Oscillations in mitochondrial redox potential in zero-glucose medium. (A, a–d) Confocal images of flavoprotein redox oscillations (lower cell) or a transition from reduced to oxidized (upper cell). Each image was the average of 10 taken during the time segments shown in B (labeled a, b, c, d). A pseudocolor palette graded from light blue (reduced) to red (oxidized) was applied. Note the local oxidation of a mitochondrial cluster at the right end of the upper myocyte in A, c. (B) The time course of mean cell fluorescence change (arbitrary units) during mitochondrial redox oscillation (lower plot corresponds to the lower cell in images shown in A) or a maintained transition of redox (upper plot corresponds to upper cell in A). The decline in fluorescence maxima late in the series is due to photobleaching. Frames were collected ≈6 sec apart.

Figure 3

Focal oxidation of mitochondrial flavoproteins. (A, a–c) The bright regions evident in A, b and A, c indicate highly localized oxidation of independent clusters of mitochondria. Each image is an average of 16 frames collected during the time segments shown in B (labeled a, b, c). (B) The time course of flavoprotein redox change in different subcellular regions. Values are the mean fluorescence intensities across the width of the cell at levels I, II, and III, as denoted on image. Regions I and III displayed oxidation of mitochondrial clusters, whereas the intervening region (II) remained reduced throughout the experiment. Image frames were collected ≈6 sec apart.

Figure 4

Propagated intra- and intercellular mitochondrial redox wave. (A, a–e) A sequential series of confocal images of flavoprotein fluorescence in a pair of cardiomyocytes coupled by an intercalated disc. A wave of oxidation propagated from the end of the first myocyte (A, b) to the cell–cell junction (A, c) and crossed over to the second myocyte (A, d and e). Single image frames were processed with a 3 × 3 median filter, and a pseudocolor palette graded from light blue (reduced) to red (oxidized) was applied. The time interval between images was (in seconds) 8.7 (A, a to b), 8.7 (A, b to c), 13 (A, c to d), 22.9 (A, d to e), 51.1 (A, d to e). (B) Three-dimensional plots of flavoprotein fluorescence intensity. Each image shown in A was sectioned into a 64 × 64 grid, and pixel intensities within each section were averaged and plotted in three dimensions to illustrate redox gradients within and between myocytes in the cell pair.

Figure 5

Simultaneous imaging of mitochondrial redox and matrix electrical potential during metabolic oscillations. (A, a–c) Two-color confocal images during reduced (A, a and c) and oxidized (A, b) phases of metabolic oscillation.
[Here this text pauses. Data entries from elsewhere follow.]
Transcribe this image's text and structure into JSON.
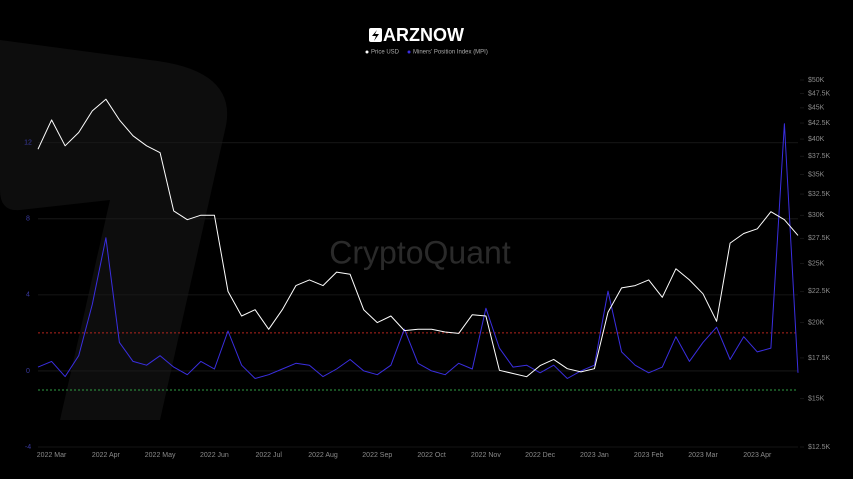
{
  "header": {
    "logo": "ARZNOW"
  },
  "chart_data": {
    "type": "line",
    "watermark": "CryptoQuant",
    "categories": [
      null,
      "2022 Mar",
      null,
      null,
      null,
      "2022 Apr",
      null,
      null,
      null,
      "2022 May",
      null,
      null,
      null,
      "2022 Jun",
      null,
      null,
      null,
      "2022 Jul",
      null,
      null,
      null,
      "2022 Aug",
      null,
      null,
      null,
      "2022 Sep",
      null,
      null,
      null,
      "2022 Oct",
      null,
      null,
      null,
      "2022 Nov",
      null,
      null,
      null,
      "2022 Dec",
      null,
      null,
      null,
      "2023 Jan",
      null,
      null,
      null,
      "2023 Feb",
      null,
      null,
      null,
      "2023 Mar",
      null,
      null,
      null,
      "2023 Apr",
      null,
      null,
      null
    ],
    "series": [
      {
        "name": "Miners' Position Index (MPI)",
        "color": "#3a2ee0",
        "values": [
          0.2,
          0.5,
          -0.3,
          0.8,
          3.5,
          7,
          1.5,
          0.5,
          0.3,
          0.8,
          0.2,
          -0.2,
          0.5,
          0.1,
          2.1,
          0.3,
          -0.4,
          -0.2,
          0.1,
          0.4,
          0.3,
          -0.3,
          0.1,
          0.6,
          0,
          -0.2,
          0.3,
          2.2,
          0.4,
          0,
          -0.2,
          0.4,
          0.1,
          3.3,
          1.2,
          0.2,
          0.3,
          -0.1,
          0.3,
          -0.4,
          0,
          0.3,
          4.2,
          1,
          0.3,
          -0.1,
          0.2,
          1.8,
          0.5,
          1.5,
          2.3,
          0.6,
          1.8,
          1,
          1.2,
          13,
          -0.1
        ]
      },
      {
        "name": "Price USD",
        "color": "#ffffff",
        "axis": "y2",
        "values": [
          38500,
          43000,
          39000,
          41000,
          44500,
          46500,
          43000,
          40500,
          39000,
          38000,
          30500,
          29500,
          30000,
          30000,
          22500,
          20500,
          21000,
          19500,
          21000,
          23000,
          23500,
          23000,
          24200,
          24000,
          21000,
          20000,
          20500,
          19400,
          19500,
          19500,
          19300,
          19200,
          20600,
          20500,
          16700,
          16500,
          16300,
          17000,
          17400,
          16800,
          16600,
          16800,
          20800,
          22800,
          23000,
          23500,
          22000,
          24500,
          23500,
          22300,
          20100,
          27000,
          28000,
          28500,
          30400,
          29500,
          27800
        ]
      }
    ],
    "ylim": [
      -4,
      15.3
    ],
    "yticks": [
      -4,
      0,
      4,
      8,
      12
    ],
    "y2lim": [
      12500,
      50000
    ],
    "y2_log": true,
    "y2ticks": [
      {
        "value": 12500,
        "label": "$12.5K"
      },
      {
        "value": 15000,
        "label": "$15K"
      },
      {
        "value": 17500,
        "label": "$17.5K"
      },
      {
        "value": 20000,
        "label": "$20K"
      },
      {
        "value": 22500,
        "label": "$22.5K"
      },
      {
        "value": 25000,
        "label": "$25K"
      },
      {
        "value": 27500,
        "label": "$27.5K"
      },
      {
        "value": 30000,
        "label": "$30K"
      },
      {
        "value": 32500,
        "label": "$32.5K"
      },
      {
        "value": 35000,
        "label": "$35K"
      },
      {
        "value": 37500,
        "label": "$37.5K"
      },
      {
        "value": 40000,
        "label": "$40K"
      },
      {
        "value": 42500,
        "label": "$42.5K"
      },
      {
        "value": 45000,
        "label": "$45K"
      },
      {
        "value": 47500,
        "label": "$47.5K"
      },
      {
        "value": 50000,
        "label": "$50K"
      }
    ],
    "ref_lines": [
      {
        "value": 2,
        "color": "#b3241e"
      },
      {
        "value": -1,
        "color": "#2f9e44"
      }
    ],
    "grid": true,
    "legend": "top"
  }
}
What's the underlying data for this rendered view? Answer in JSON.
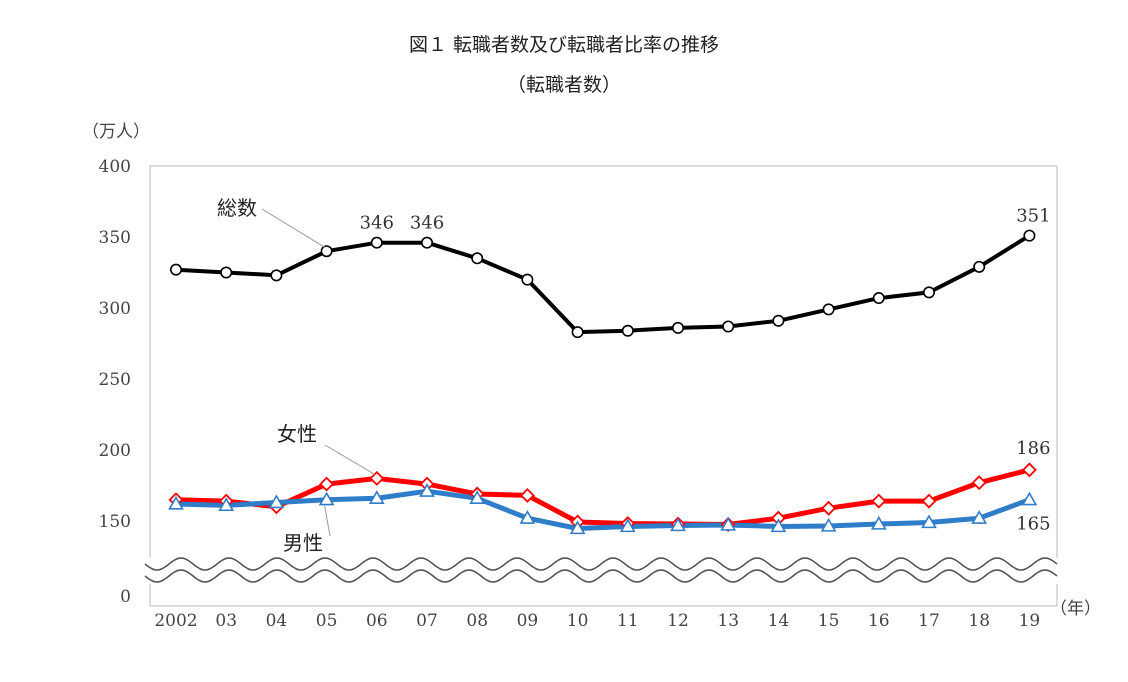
{
  "title": "図１ 転職者数及び転職者比率の推移",
  "subtitle": "（転職者数）",
  "chart_data": {
    "type": "line",
    "title": "図１ 転職者数及び転職者比率の推移",
    "subtitle": "（転職者数）",
    "ylabel": "（万人）",
    "xlabel": "（年）",
    "ylim": [
      0,
      400
    ],
    "yticks": [
      "400",
      "350",
      "300",
      "250",
      "200",
      "150",
      "0"
    ],
    "axis_break": "between 0 and 150 (wavy break marks)",
    "categories": [
      "2002",
      "03",
      "04",
      "05",
      "06",
      "07",
      "08",
      "09",
      "10",
      "11",
      "12",
      "13",
      "14",
      "15",
      "16",
      "17",
      "18",
      "19"
    ],
    "series": [
      {
        "name": "総数",
        "color": "#000000",
        "marker": "circle",
        "values": [
          327,
          325,
          323,
          340,
          346,
          346,
          335,
          320,
          283,
          284,
          286,
          287,
          291,
          299,
          307,
          311,
          329,
          351
        ]
      },
      {
        "name": "女性",
        "color": "#ff0000",
        "marker": "diamond",
        "values": [
          165,
          164,
          160,
          176,
          180,
          176,
          169,
          168,
          148,
          145,
          144,
          143,
          152,
          159,
          164,
          164,
          177,
          186
        ]
      },
      {
        "name": "男性",
        "color": "#2f7dc8",
        "marker": "triangle",
        "values": [
          162,
          161,
          163,
          165,
          166,
          171,
          166,
          152,
          135,
          139,
          141,
          142,
          139,
          140,
          144,
          147,
          152,
          165
        ]
      }
    ],
    "data_labels": [
      {
        "series": "総数",
        "category": "06",
        "text": "346"
      },
      {
        "series": "総数",
        "category": "07",
        "text": "346"
      },
      {
        "series": "総数",
        "category": "19",
        "text": "351"
      },
      {
        "series": "女性",
        "category": "19",
        "text": "186"
      },
      {
        "series": "男性",
        "category": "19",
        "text": "165"
      }
    ],
    "grid": false,
    "legend": "none"
  }
}
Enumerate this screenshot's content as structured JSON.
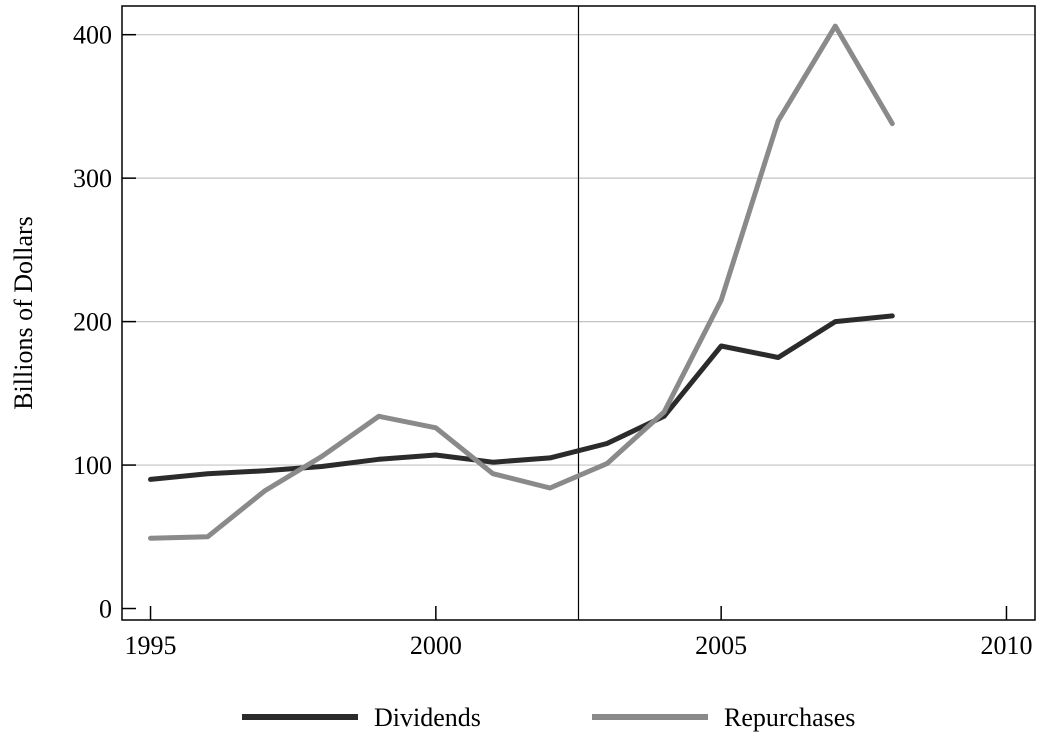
{
  "chart_data": {
    "type": "line",
    "title": "",
    "xlabel": "",
    "ylabel": "Billions of Dollars",
    "xlim": [
      1994.5,
      2010.5
    ],
    "ylim": [
      -8,
      420
    ],
    "x_ticks": [
      1995,
      2000,
      2005,
      2010
    ],
    "x_tick_labels": [
      "1995",
      "2000",
      "2005",
      "2010"
    ],
    "y_ticks": [
      0,
      100,
      200,
      300,
      400
    ],
    "y_tick_labels": [
      "0",
      "100",
      "200",
      "300",
      "400"
    ],
    "grid": "horizontal",
    "vertical_reference_line": 2002.5,
    "legend_position": "bottom",
    "x": [
      1995,
      1996,
      1997,
      1998,
      1999,
      2000,
      2001,
      2002,
      2003,
      2004,
      2005,
      2006,
      2007,
      2008
    ],
    "series": [
      {
        "name": "Dividends",
        "color": "#2b2b2b",
        "values": [
          90,
          94,
          96,
          99,
          104,
          107,
          102,
          105,
          115,
          134,
          183,
          175,
          200,
          204
        ]
      },
      {
        "name": "Repurchases",
        "color": "#8a8a8a",
        "values": [
          49,
          50,
          82,
          106,
          134,
          126,
          94,
          84,
          101,
          137,
          215,
          340,
          406,
          338
        ]
      }
    ]
  }
}
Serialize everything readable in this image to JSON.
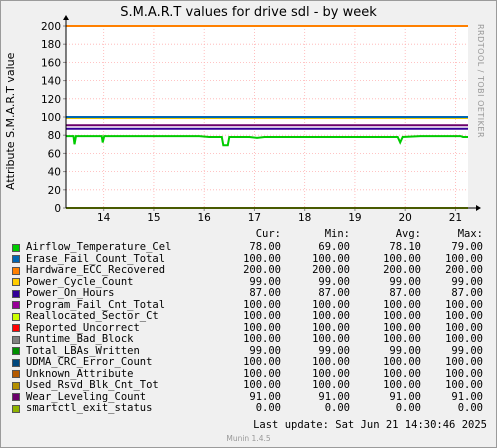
{
  "title": "S.M.A.R.T values for drive sdl - by week",
  "ylabel": "Attribute S.M.A.R.T value",
  "sidebar_text": "RRDTOOL / TOBI OETIKER",
  "chart_data": {
    "type": "line",
    "title": "S.M.A.R.T values for drive sdl - by week",
    "ylabel": "Attribute S.M.A.R.T value",
    "xlabel": "",
    "ylim": [
      0,
      200
    ],
    "yticks": [
      0,
      20,
      40,
      60,
      80,
      100,
      120,
      140,
      160,
      180,
      200
    ],
    "xticks": [
      "14",
      "15",
      "16",
      "17",
      "18",
      "19",
      "20",
      "21"
    ],
    "xlim": [
      13.25,
      21.25
    ],
    "grid": true,
    "series": [
      {
        "name": "Airflow_Temperature_Cel",
        "color": "#00cc00",
        "points": [
          [
            13.25,
            79
          ],
          [
            13.4,
            79
          ],
          [
            13.42,
            70
          ],
          [
            13.45,
            79
          ],
          [
            13.96,
            79
          ],
          [
            13.98,
            72
          ],
          [
            14.01,
            79
          ],
          [
            15.9,
            79
          ],
          [
            16.1,
            78
          ],
          [
            16.35,
            78
          ],
          [
            16.38,
            69
          ],
          [
            16.47,
            69
          ],
          [
            16.5,
            78
          ],
          [
            16.9,
            78
          ],
          [
            17.05,
            77
          ],
          [
            17.2,
            78
          ],
          [
            19.85,
            78
          ],
          [
            19.9,
            72
          ],
          [
            19.95,
            78
          ],
          [
            20.3,
            79
          ],
          [
            21.1,
            79
          ],
          [
            21.15,
            78
          ],
          [
            21.25,
            78
          ]
        ]
      },
      {
        "name": "Erase_Fail_Count_Total",
        "color": "#0066b3",
        "points": [
          [
            13.25,
            100
          ],
          [
            21.25,
            100
          ]
        ]
      },
      {
        "name": "Hardware_ECC_Recovered",
        "color": "#ff8000",
        "points": [
          [
            13.25,
            200
          ],
          [
            21.25,
            200
          ]
        ]
      },
      {
        "name": "Power_Cycle_Count",
        "color": "#ffcc00",
        "points": [
          [
            13.25,
            99
          ],
          [
            21.25,
            99
          ]
        ]
      },
      {
        "name": "Power_On_Hours",
        "color": "#330099",
        "points": [
          [
            13.25,
            87
          ],
          [
            21.25,
            87
          ]
        ]
      },
      {
        "name": "Program_Fail_Cnt_Total",
        "color": "#990099",
        "points": [
          [
            13.25,
            100
          ],
          [
            21.25,
            100
          ]
        ]
      },
      {
        "name": "Reallocated_Sector_Ct",
        "color": "#ccff00",
        "points": [
          [
            13.25,
            100
          ],
          [
            21.25,
            100
          ]
        ]
      },
      {
        "name": "Reported_Uncorrect",
        "color": "#ff0000",
        "points": [
          [
            13.25,
            100
          ],
          [
            21.25,
            100
          ]
        ]
      },
      {
        "name": "Runtime_Bad_Block",
        "color": "#808080",
        "points": [
          [
            13.25,
            100
          ],
          [
            21.25,
            100
          ]
        ]
      },
      {
        "name": "Total_LBAs_Written",
        "color": "#008f00",
        "points": [
          [
            13.25,
            99
          ],
          [
            21.25,
            99
          ]
        ]
      },
      {
        "name": "UDMA_CRC_Error_Count",
        "color": "#00487d",
        "points": [
          [
            13.25,
            100
          ],
          [
            21.25,
            100
          ]
        ]
      },
      {
        "name": "Unknown_Attribute",
        "color": "#b35a00",
        "points": [
          [
            13.25,
            100
          ],
          [
            21.25,
            100
          ]
        ]
      },
      {
        "name": "Used_Rsvd_Blk_Cnt_Tot",
        "color": "#b38f00",
        "points": [
          [
            13.25,
            100
          ],
          [
            21.25,
            100
          ]
        ]
      },
      {
        "name": "Wear_Leveling_Count",
        "color": "#6b006b",
        "points": [
          [
            13.25,
            91
          ],
          [
            21.25,
            91
          ]
        ]
      },
      {
        "name": "smartctl_exit_status",
        "color": "#8fb300",
        "points": [
          [
            13.25,
            0
          ],
          [
            21.25,
            0
          ]
        ]
      }
    ]
  },
  "legend": {
    "headers": {
      "cur": "Cur:",
      "min": "Min:",
      "avg": "Avg:",
      "max": "Max:"
    },
    "rows": [
      {
        "name": "Airflow_Temperature_Cel",
        "color": "#00cc00",
        "cur": "78.00",
        "min": "69.00",
        "avg": "78.10",
        "max": "79.00"
      },
      {
        "name": "Erase_Fail_Count_Total",
        "color": "#0066b3",
        "cur": "100.00",
        "min": "100.00",
        "avg": "100.00",
        "max": "100.00"
      },
      {
        "name": "Hardware_ECC_Recovered",
        "color": "#ff8000",
        "cur": "200.00",
        "min": "200.00",
        "avg": "200.00",
        "max": "200.00"
      },
      {
        "name": "Power_Cycle_Count",
        "color": "#ffcc00",
        "cur": "99.00",
        "min": "99.00",
        "avg": "99.00",
        "max": "99.00"
      },
      {
        "name": "Power_On_Hours",
        "color": "#330099",
        "cur": "87.00",
        "min": "87.00",
        "avg": "87.00",
        "max": "87.00"
      },
      {
        "name": "Program_Fail_Cnt_Total",
        "color": "#990099",
        "cur": "100.00",
        "min": "100.00",
        "avg": "100.00",
        "max": "100.00"
      },
      {
        "name": "Reallocated_Sector_Ct",
        "color": "#ccff00",
        "cur": "100.00",
        "min": "100.00",
        "avg": "100.00",
        "max": "100.00"
      },
      {
        "name": "Reported_Uncorrect",
        "color": "#ff0000",
        "cur": "100.00",
        "min": "100.00",
        "avg": "100.00",
        "max": "100.00"
      },
      {
        "name": "Runtime_Bad_Block",
        "color": "#808080",
        "cur": "100.00",
        "min": "100.00",
        "avg": "100.00",
        "max": "100.00"
      },
      {
        "name": "Total_LBAs_Written",
        "color": "#008f00",
        "cur": "99.00",
        "min": "99.00",
        "avg": "99.00",
        "max": "99.00"
      },
      {
        "name": "UDMA_CRC_Error_Count",
        "color": "#00487d",
        "cur": "100.00",
        "min": "100.00",
        "avg": "100.00",
        "max": "100.00"
      },
      {
        "name": "Unknown_Attribute",
        "color": "#b35a00",
        "cur": "100.00",
        "min": "100.00",
        "avg": "100.00",
        "max": "100.00"
      },
      {
        "name": "Used_Rsvd_Blk_Cnt_Tot",
        "color": "#b38f00",
        "cur": "100.00",
        "min": "100.00",
        "avg": "100.00",
        "max": "100.00"
      },
      {
        "name": "Wear_Leveling_Count",
        "color": "#6b006b",
        "cur": "91.00",
        "min": "91.00",
        "avg": "91.00",
        "max": "91.00"
      },
      {
        "name": "smartctl_exit_status",
        "color": "#8fb300",
        "cur": "0.00",
        "min": "0.00",
        "avg": "0.00",
        "max": "0.00"
      }
    ]
  },
  "footer": "Last update:  Sat Jun 21 14:30:46 2025",
  "munin": "Munin 1.4.5"
}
Averages of six frames corresponding to time points labeled a, b, c in B are shown, with the green component of each image indicating flavoprotein redox state and the red component indicating TMRE fluorescence. The marked redistribution of TMRE and spatial heterogeneity of mitochondrial membrane potential evident in A, b returned to the basal distribution (A, a) during a subsequent reduction (A, c). The islands of polarized mitochondria visible in A, b had increased TMRE fluorescence, as a result of TMRE redistributing from depolarized mitochondria to the cytoplasm. (B) Heterogeneity of TMRE fluorescence during mitochondrial oxidation was quantitatively assessed by dispersion analysis (dispersion was calculated as 0.05–0.95 interfractile range from histograms of each TMRE image in the time series). The correlation of TMRE dispersion (upper plot) and the flavoprotein redox state (lower plot) demonstrates the association of redox transients with heterogeneous mitochondrial depolarizations.